Nella distribuzione degli spazi, dal punto di vista del coreografo, ci sono state particolari difficoltà?
Mvula: In realtà no, perchè quando fai la coreografia è come fare l’architetto. Però devi ristrutturare, e non costruire a nuovo. Sono stati sacrificati alcuni spazi, ma si è giocato sull’interazione tra band e ballerini
Ci sono state difficoltà nella “coabitazione” del palco? Mi viene da pensare che forse per la rock band ci possono essere state le maggiori difficoltà: non essere protagonisti assoluti del palco, la presenza di potenziali distrazioni, affrontare problemi tecnici…
Riccardo: Distrazioni assolutamente no, perchè tutta l’attività di fronte a noi è compensata dall’essere in un teatro.
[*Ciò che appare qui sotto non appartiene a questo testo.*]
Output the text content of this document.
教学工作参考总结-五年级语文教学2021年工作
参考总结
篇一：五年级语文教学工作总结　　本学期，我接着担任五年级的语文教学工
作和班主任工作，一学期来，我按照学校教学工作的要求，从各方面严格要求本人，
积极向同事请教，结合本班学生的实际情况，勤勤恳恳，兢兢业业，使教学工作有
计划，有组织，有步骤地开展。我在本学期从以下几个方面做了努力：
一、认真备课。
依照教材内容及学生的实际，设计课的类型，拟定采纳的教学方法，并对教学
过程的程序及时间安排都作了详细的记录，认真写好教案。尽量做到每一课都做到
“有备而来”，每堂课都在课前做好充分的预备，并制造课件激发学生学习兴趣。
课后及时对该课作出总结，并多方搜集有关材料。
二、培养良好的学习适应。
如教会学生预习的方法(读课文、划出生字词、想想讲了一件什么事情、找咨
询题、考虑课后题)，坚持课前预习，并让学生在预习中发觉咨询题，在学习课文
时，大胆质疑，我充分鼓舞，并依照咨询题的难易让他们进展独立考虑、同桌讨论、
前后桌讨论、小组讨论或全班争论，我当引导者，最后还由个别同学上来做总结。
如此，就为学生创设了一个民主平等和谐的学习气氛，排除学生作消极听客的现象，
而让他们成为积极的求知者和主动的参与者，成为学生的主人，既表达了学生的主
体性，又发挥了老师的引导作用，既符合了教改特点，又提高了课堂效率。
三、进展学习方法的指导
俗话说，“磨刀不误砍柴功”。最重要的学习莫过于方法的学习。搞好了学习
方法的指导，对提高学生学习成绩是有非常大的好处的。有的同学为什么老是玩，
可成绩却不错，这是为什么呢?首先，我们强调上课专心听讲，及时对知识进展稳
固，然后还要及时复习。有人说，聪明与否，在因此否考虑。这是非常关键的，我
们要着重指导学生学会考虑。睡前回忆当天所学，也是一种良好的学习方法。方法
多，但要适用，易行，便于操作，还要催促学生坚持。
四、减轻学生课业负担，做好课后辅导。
Silenzio, acustica perfetta, ed anche se il pubblico è più distante, comunque non lo avremmo visto perchè la sala è buia. Però è come se lo senti, vivi la sua presenza. Il fatto di non vedere il pubblico mette comunque sempre soggezione. Questa poi è una situazione strana per noi: di fronte alle nostre postazioni ci sono dei pannelli con un velo di tulle; questi vengono spostati durante lo spettacolo. Le luci e le ombre si proiettano sui pannelli creando anche un po’ di barriera che però comunque già il teatro, in quanto tale, imporrebbe comunque. Pur essendo uno spettacolo un po’ più breve dei nostri soliti concerti (un’ora e mezza contro due ore circa) trovo più faticoso questo: c’è molta concentrazione.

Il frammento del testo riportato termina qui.